How Oksana Masters learned to love and accept herself
Masters’ story has been told many times by now, so much so she is a well-known face among U.S. Paralympic sports fans. She grew up in Ukraine with inherited impairments caused by the Chernobyl nuclear disaster and was left at an orphanage.
“There’s really three times I really say my life was saved in my lifetime,” Masters, who was adopted and brought to the United States at eight years old, said on the podcast. “My mom saved my life, literally, from Ukraine because they told her I wasn’t supposed to live past 10 years old.
“And then she saved it again by introducing the world of sports to me. And sport was really that third thing that really saved my life, because that’s really where I started to learn the journey and on that path of loving myself, accepting myself.”

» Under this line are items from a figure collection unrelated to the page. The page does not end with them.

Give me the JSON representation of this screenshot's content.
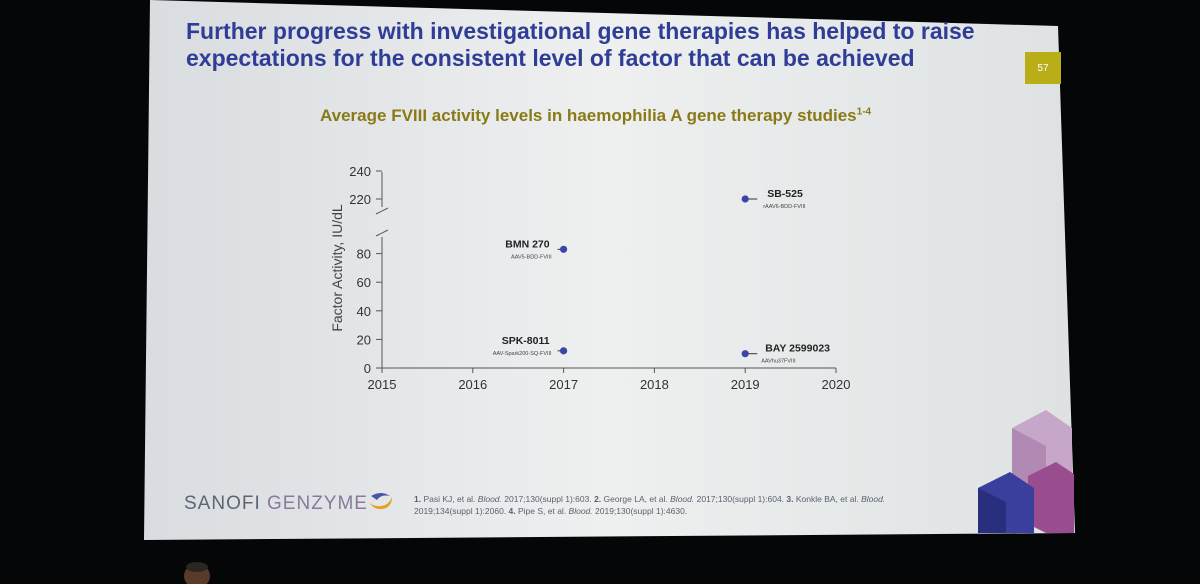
{
  "slide": {
    "title": "Further progress with investigational gene therapies has helped to raise expectations for the consistent level of factor that can be achieved",
    "page_number": "57",
    "subtitle": "Average FVIII activity levels in haemophilia A gene therapy studies",
    "subtitle_sup": "1-4",
    "logo": {
      "word1": "SANOFI",
      "word2": "GENZYME"
    },
    "references": [
      {
        "num": "1.",
        "authors": "Pasi KJ, et al.",
        "journal": "Blood.",
        "cite": "2017;130(suppl 1):603."
      },
      {
        "num": "2.",
        "authors": "George LA, et al.",
        "journal": "Blood.",
        "cite": "2017;130(suppl 1):604."
      },
      {
        "num": "3.",
        "authors": "Konkle BA, et al.",
        "journal": "Blood.",
        "cite": "2019;134(suppl 1):2060."
      },
      {
        "num": "4.",
        "authors": "Pipe S, et al.",
        "journal": "Blood.",
        "cite": "2019;130(suppl 1):4630."
      }
    ],
    "colors": {
      "title": "#2f3d96",
      "subtitle": "#8a7a17",
      "point": "#3b45a6",
      "badge": "#b9ad18"
    }
  },
  "chart_data": {
    "type": "scatter",
    "title": "Average FVIII activity levels in haemophilia A gene therapy studies",
    "ylabel": "Factor Activity, IU/dL",
    "xlabel": "",
    "xlim": [
      2015,
      2020
    ],
    "x_ticks": [
      "2015",
      "2016",
      "2017",
      "2018",
      "2019",
      "2020"
    ],
    "y_ticks_lower": [
      "0",
      "20",
      "40",
      "60",
      "80"
    ],
    "y_ticks_upper": [
      "220",
      "240"
    ],
    "y_break": true,
    "points": [
      {
        "name": "SB-525",
        "vector": "rAAV6-BDD-FVIII",
        "x": 2019,
        "y": 220
      },
      {
        "name": "BMN 270",
        "vector": "AAV5-BDD-FVIII",
        "x": 2017,
        "y": 83
      },
      {
        "name": "SPK-8011",
        "vector": "AAV-Spark200-SQ-FVIII",
        "x": 2017,
        "y": 12
      },
      {
        "name": "BAY 2599023",
        "vector": "AAVhu37FVIII",
        "x": 2019,
        "y": 10
      }
    ]
  }
}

But sport wasn’t something Masters ever saw herself doing. “I had no idea I could be an athlete. I had no idea I could be a Paralympian because that was just not visible to me or ever talked about.
“And also I’m missing my legs. How on earth can I be an athlete?”
It so happens that Masters’ mother encouraged her to take up Para rowing at 13, shortly after she had her second leg amputation (she lost her first leg at nine years old).
“I have never felt more at home to finally have that place where I belong than on that water. That was my step one to really healing and learning myself,” Masters recalled.
“I had to go back and fix those wounds and work on these wounds mentally, the things that scars that people cannot see, before the physical scars, my legs, my accessories that people see very obviously.
“Sport was therapy. And I learned to love it that way first versus winning and setting goals and trying to be the best in the world and trying to represent the USA, because I never saw myself as that. I didn’t know it was possible to do that, especially for me.”
And yet, she has done exactly that, winning seven gold, seven silver, and three bronze medals at her six Paralympic Games in thee different sports.